In a recent podcast interview with Market Platform Dynamics CEO Karen Webster, Zooz CEO Oren Levy described how optimized acquirer routing can both boost a retailer’s ability create an omnichannel experience for its customers, and reduce transaction fees as well.
Zooz, whose name represents both an ancient Middle East form of currency and a Hebrew term for “move,” aggregates all transaction data for a retail customer, including online and in-store purchases. In doing so, a merchant could enable customers to pay from their phones while within its stores.
(Jump to 8:32) “Every retailer today has some sort of an omnichannel strategy; not many of them know exactly how to implement it, and I’m not sure many of them think payments could be the backbone or could be the infrastructure for the omnichannel experience,” Levy noted in the podcast interview.
Indeed, the world is becoming omnichannel, whether someone likes it or not, he added.
(Jump to 10:00) “You’re going with your mobile phone into the store. Why not just transfer the transaction onto the consumer’s phone and let them check out on their own phone? You don’t even need to have a mobile point of sale. You just shift that transaction over to the consumer while you’re packing the products or whatever was purchased in a bag."
Enhancing the omnichannel experience is only one benefit retailers can expect by connecting their acquirers through a single application programming interface, Levy noted.
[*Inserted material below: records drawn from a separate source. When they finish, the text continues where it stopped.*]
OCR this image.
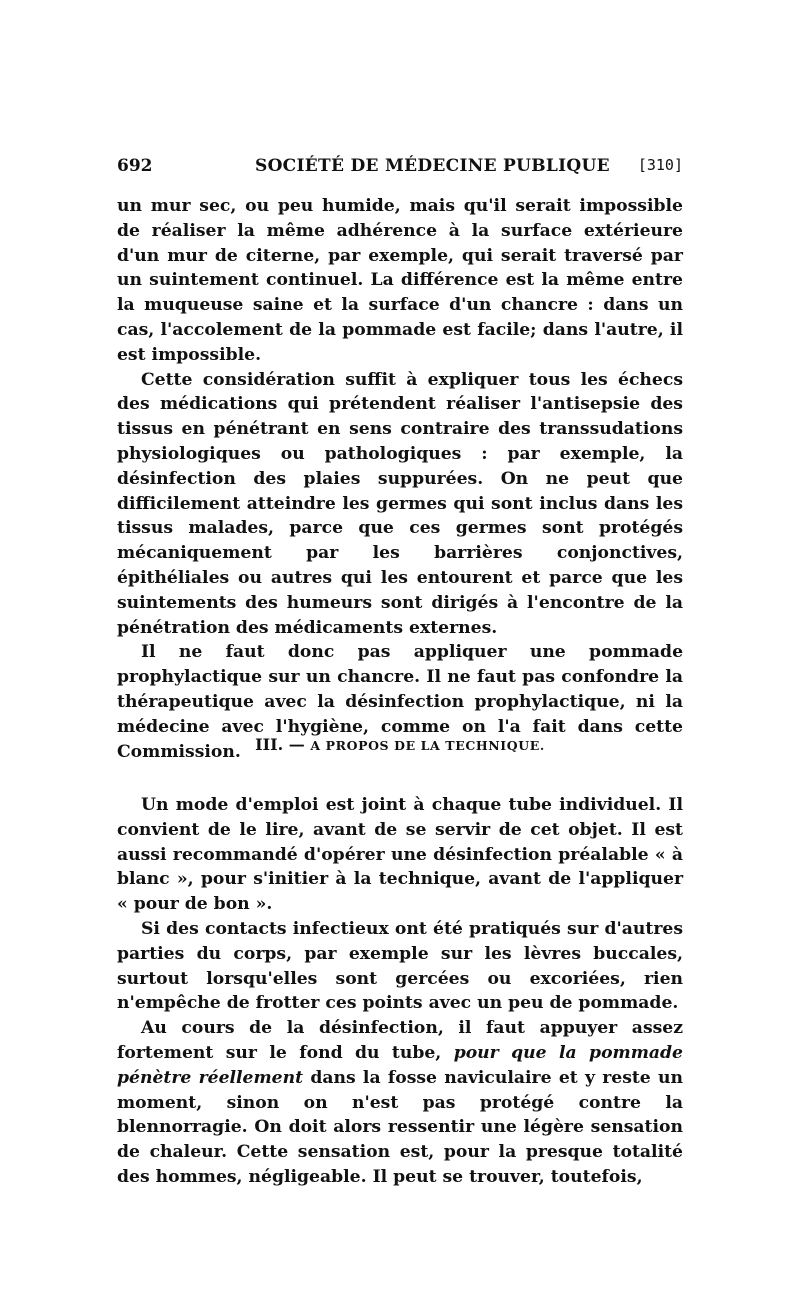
692	SOCIÉTÉ DE MÉDECINE PUBLIQUE [310]

un mur sec, ou peu humide, mais qu'il serait impossible de réaliser la même adhérence à la surface extérieure d'un mur de citerne, par exemple, qui serait traversé par un suintement continuel. La différence est la même entre la muqueuse saine et la surface d'un chancre : dans un cas, l'accolement de la pommade est facile; dans l'autre, il est impossible.

Cette considération suffit à expliquer tous les échecs des médications qui prétendent réaliser l'antisepsie des tissus en pénétrant en sens contraire des transsudations physiologiques ou pathologiques : par exemple, la désinfection des plaies suppurées. On ne peut que difficilement atteindre les germes qui sont inclus dans les tissus malades, parce que ces germes sont protégés mécaniquement par les barrières conjonctives, épithéliales ou autres qui les entourent et parce que les suintements des humeurs sont dirigés à l'encontre de la pénétration des médicaments externes.

Il ne faut donc pas appliquer une pommade prophylactique sur un chancre. Il ne faut pas confondre la thérapeutique avec la désinfection prophylactique, ni la médecine avec l'hygiène, comme on l'a fait dans cette Commission. III. — A PROPOS DE LA TECHNIQUE.

Un mode d'emploi est joint à chaque tube individuel. Il convient de le lire, avant de se servir de cet objet. Il est aussi recommandé d'opérer une désinfection préalable « à blanc », pour s'initier à la technique, avant de l'appliquer « pour de bon ».

Si des contacts infectieux ont été pratiqués sur d'autres parties du corps, par exemple sur les lèvres buccales, surtout lorsqu'elles sont gercées ou excoriées, rien n'empêche de frotter ces points avec un peu de pommade.

Au cours de la désinfection, il faut appuyer assez fortement sur le fond du tube, pour que la pommade pénètre réellement dans la fosse naviculaire et y reste un moment, sinon on n'est pas protégé contre la blennorragie. On doit alors ressentir une légère sensation de chaleur. Cette sensation est, pour la presque totalité des hommes, négligeable. Il peut se trouver, toutefois,
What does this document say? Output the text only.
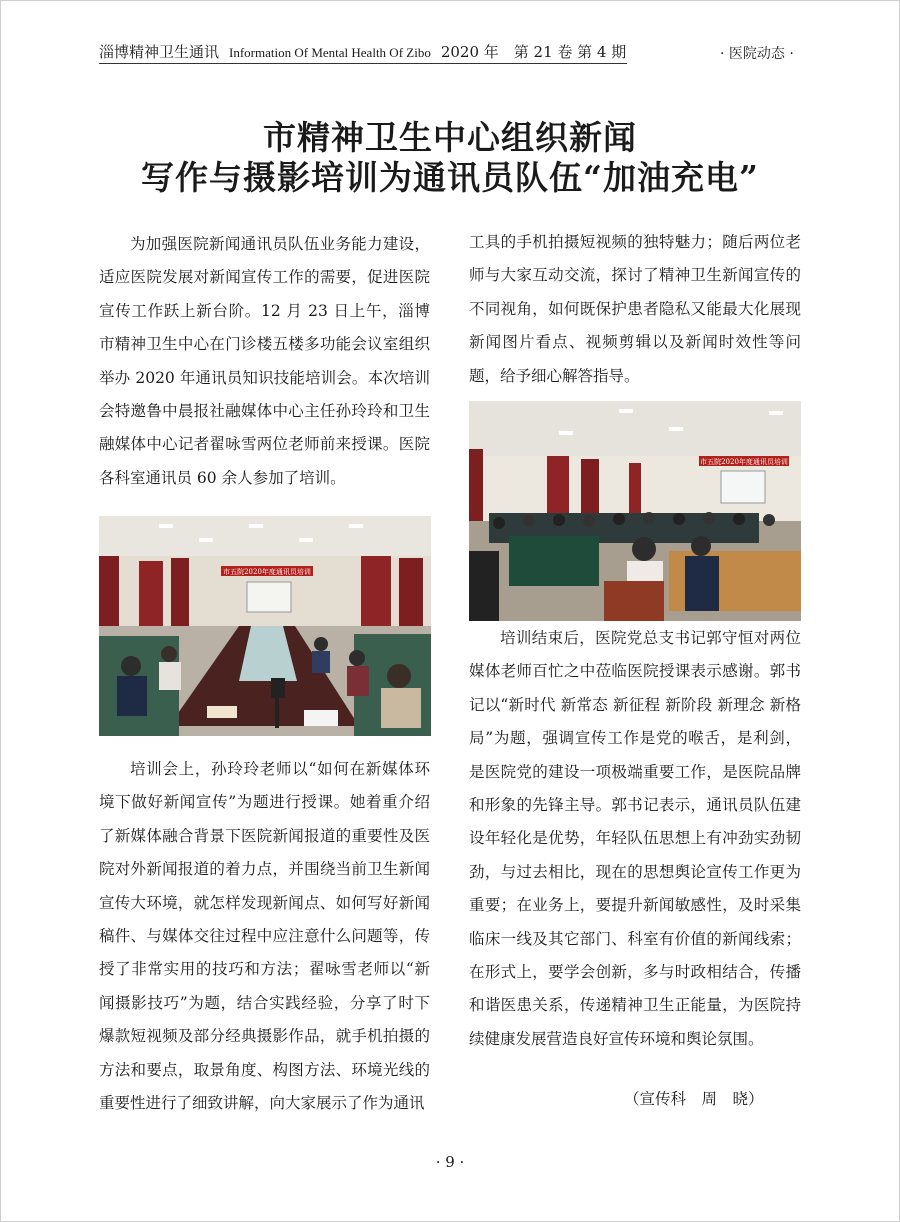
淄博精神卫生通讯 Information Of Mental Health Of Zibo 2020 年　第 21 卷 第 4 期	· 医院动态 ·
市精神卫生中心组织新闻
写作与摄影培训为通讯员队伍“加油充电”

为加强医院新闻通讯员队伍业务能力建设，适应医院发展对新闻宣传工作的需要，促进医院宣传工作跃上新台阶。12 月 23 日上午，淄博市精神卫生中心在门诊楼五楼多功能会议室组织举办 2020 年通讯员知识技能培训会。本次培训会特邀鲁中晨报社融媒体中心主任孙玲玲和卫生融媒体中心记者翟咏雪两位老师前来授课。医院各科室通讯员 60 余人参加了培训。

市五院2020年度通讯员培训

培训会上，孙玲玲老师以“如何在新媒体环境下做好新闻宣传”为题进行授课。她着重介绍了新媒体融合背景下医院新闻报道的重要性及医院对外新闻报道的着力点，并围绕当前卫生新闻宣传大环境，就怎样发现新闻点、如何写好新闻稿件、与媒体交往过程中应注意什么问题等，传授了非常实用的技巧和方法；翟咏雪老师以“新闻摄影技巧”为题，结合实践经验，分享了时下爆款短视频及部分经典摄影作品，就手机拍摄的方法和要点，取景角度、构图方法、环境光线的重要性进行了细致讲解，向大家展示了作为通讯

工具的手机拍摄短视频的独特魅力；随后两位老师与大家互动交流，探讨了精神卫生新闻宣传的不同视角，如何既保护患者隐私又能最大化展现新闻图片看点、视频剪辑以及新闻时效性等问题，给予细心解答指导。

市五院2020年度通讯员培训

培训结束后，医院党总支书记郭守恒对两位媒体老师百忙之中莅临医院授课表示感谢。郭书记以“新时代 新常态 新征程 新阶段 新理念 新格局”为题，强调宣传工作是党的喉舌，是利剑，是医院党的建设一项极端重要工作，是医院品牌和形象的先锋主导。郭书记表示，通讯员队伍建设年轻化是优势，年轻队伍思想上有冲劲实劲韧劲，与过去相比，现在的思想舆论宣传工作更为重要；在业务上，要提升新闻敏感性，及时采集临床一线及其它部门、科室有价值的新闻线索；在形式上，要学会创新，多与时政相结合，传播和谐医患关系，传递精神卫生正能量，为医院持续健康发展营造良好宣传环境和舆论氛围。

（宣传科　周　晓）
· 9 ·
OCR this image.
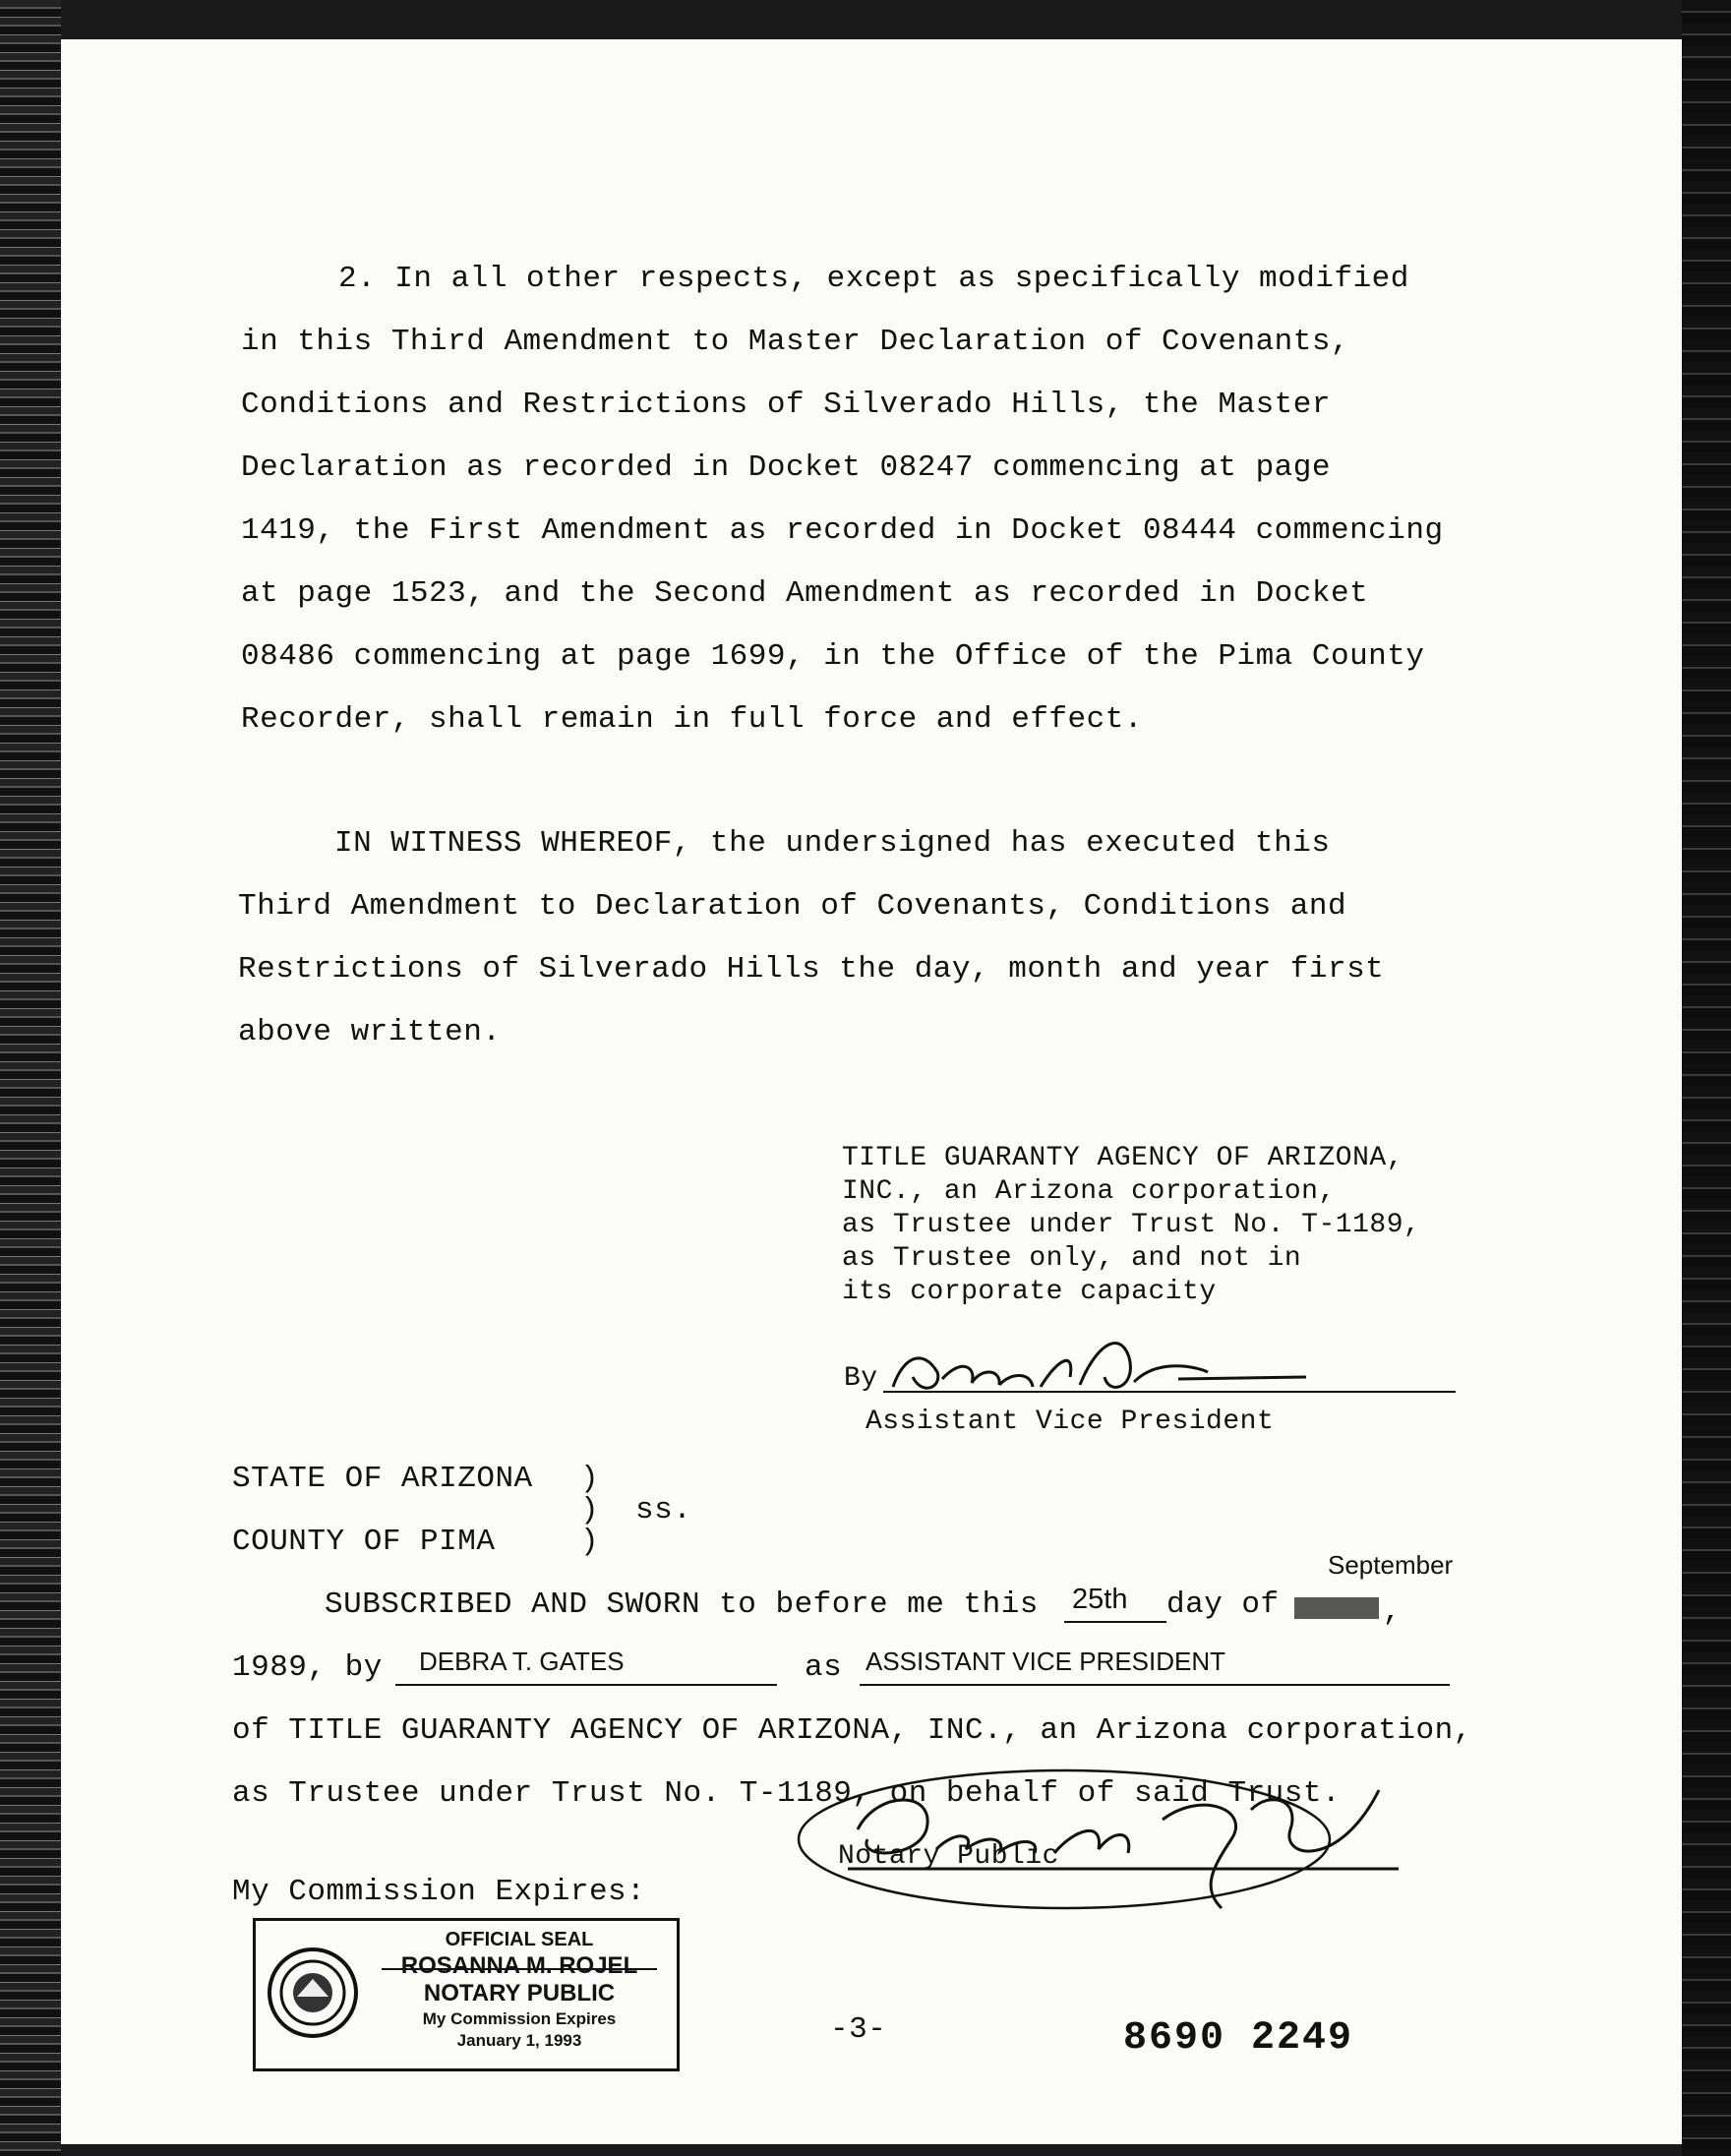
2. In all other respects, except as specifically modified
in this Third Amendment to Master Declaration of Covenants,
Conditions and Restrictions of Silverado Hills, the Master
Declaration as recorded in Docket 08247 commencing at page
1419, the First Amendment as recorded in Docket 08444 commencing
at page 1523, and the Second Amendment as recorded in Docket
08486 commencing at page 1699, in the Office of the Pima County
Recorder, shall remain in full force and effect.
IN WITNESS WHEREOF, the undersigned has executed this
Third Amendment to Declaration of Covenants, Conditions and
Restrictions of Silverado Hills the day, month and year first
above written.
TITLE GUARANTY AGENCY OF ARIZONA,
INC., an Arizona corporation,
as Trustee under Trust No. T-1189,
as Trustee only, and not in
its corporate capacity
By
Assistant Vice President
STATE OF ARIZONA )
) ss.
COUNTY OF PIMA	)
September
SUBSCRIBED AND SWORN to before me this 25th day of	,
1989, by DEBRA T. GATES	as ASSISTANT VICE PRESIDENT
of TITLE GUARANTY AGENCY OF ARIZONA, INC., an Arizona corporation,
as Trustee under Trust No. T-1189, on behalf of said Trust.
Notary Public
My Commission Expires:
OFFICIAL SEAL
ROSANNA M. ROJEL
NOTARY PUBLIC
My Commission Expires
January 1, 1993	-3-	8690 2249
Such connectivity, or “smart routing,” also can help merchants reduce their transaction fees by routing transactions through the most appropriate acquirer, he said.
If a U.S. merchant accepts transactions in euros, it typically would have to pay a currency-conversion fee. But if it instead routed the transaction through a European acquirer, it could avoid having to pay any conversion or cross-border fees, Levy said. Moreover, if, for example, a merchant uses an acquirer that declines a lot of transactions from customers in a specific region, it could route the transaction instead to an acquirer that has better acceptance rates for such customers, he added.